Megan McArdle weighs in on the essentially lawless approach of the Obama administration to the Chrysler bailout:
For the record, I have no problem with whatever cramdown those debtholders--or any others--get in bankruptcy court. If the judge thinks that the reorganization can't be done without making the UAW basically whole, fine. I just think that the reorganization should be done under the well-established procedures of the bankruptcy court, not at the behest of an administration trying to reward its supporters.
It's all very well to say that most of the senior lenders are going along, but of course, the leading senior lenders are doing this because the administration has them over a barrel. I think most of the people enthusing about this actually recognize that in other countries, when the government uses the banking system as a slush fund to reward its constituencies, this generally turns out badly--and makes the banking system a lot more frail.

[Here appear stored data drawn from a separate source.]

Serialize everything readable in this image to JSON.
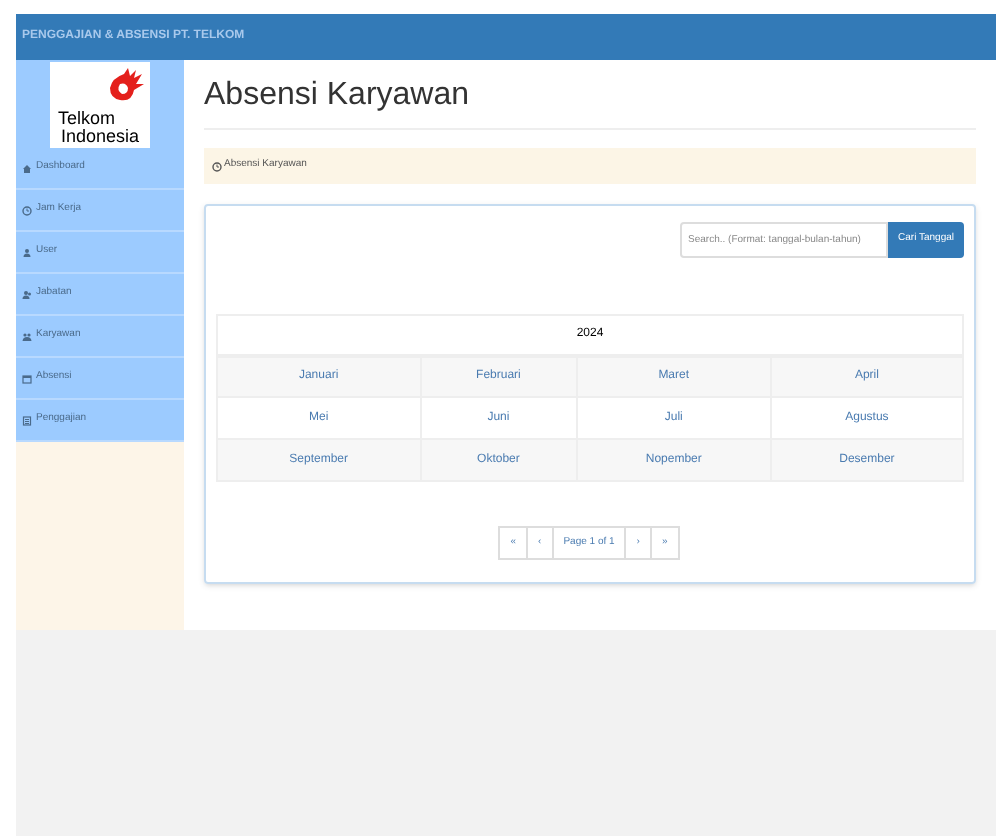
{
  "header": {
    "title": "PENGGAJIAN & ABSENSI PT. TELKOM"
  },
  "logo": {
    "line1": "Telkom",
    "line2": "Indonesia"
  },
  "sidebar": {
    "items": [
      {
        "label": "Dashboard"
      },
      {
        "label": "Jam Kerja"
      },
      {
        "label": "User"
      },
      {
        "label": "Jabatan"
      },
      {
        "label": "Karyawan"
      },
      {
        "label": "Absensi"
      },
      {
        "label": "Penggajian"
      }
    ]
  },
  "page_title": "Absensi Karyawan",
  "breadcrumb": "Absensi Karyawan",
  "search": {
    "placeholder": "Search.. (Format: tanggal-bulan-tahun)",
    "button": "Cari Tanggal"
  },
  "table": {
    "year": "2024",
    "rows": [
      [
        "Januari",
        "Februari",
        "Maret",
        "April"
      ],
      [
        "Mei",
        "Juni",
        "Juli",
        "Agustus"
      ],
      [
        "September",
        "Oktober",
        "Nopember",
        "Desember"
      ]
    ]
  },
  "pagination": [
    "«",
    "‹",
    "Page 1 of 1",
    "›",
    "»"
  ]
}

Nor will it fly to claim that the administration's threats--and note that Perella Weinberg has most carefully not denied that they were threatened--are just standard jawboning. Standard jawboning does not involve the White House bloody press corps. It is true that DIP financiers often get to demand serious concessions from creditors, but those creditors are limited by what those creditors would get out of a recession, and are aimed at either maximizing enterprise value, or maximizing the likelihood that the loan will be repaid. This deal does neither. ...The administration is beating up the creditors because a) it wants to give the UAW a much better deal than they'd get in liquidation and b) they'd like someone else to pay for it. I recognize that the law is always kind of messy, but as far as I know, this kind of blatant political intervention between debt claims is unprecedented, and worse, it's a dress rehearsal for doing the same thing at GM. I don't think this is good for the rule of law, I'm pretty sure it will be bad for capital markets, and I'm nearly positive it's going to make it hard for any heavily unionized company to get substantial capital for the next decade.
Larry Ribstein raises a good question:
Chrysler, which has managed to lose money in every possible configuration so far, has now been pushed by the government to find a new one -- a partnership between a union and an Italian auto company. The deal the Administration is pushing calls for the secured creditors to take a two thirds haircut while the union gets fifty percent value. As the WSJ notes, "if the current plan is pushed through, then good luck to any unionized firm trying to raise secured debt on decent terms in the future." Nobody seems to be asking what customers will pay for the products of this so-called company.
The real irony here is that a lot of the secured creditors are institutional investors, including pension funds and mutual funds held by American workers, who are getting screwed on their retirement so that the UAW can save as much of the gold-plating on its contracts as possible.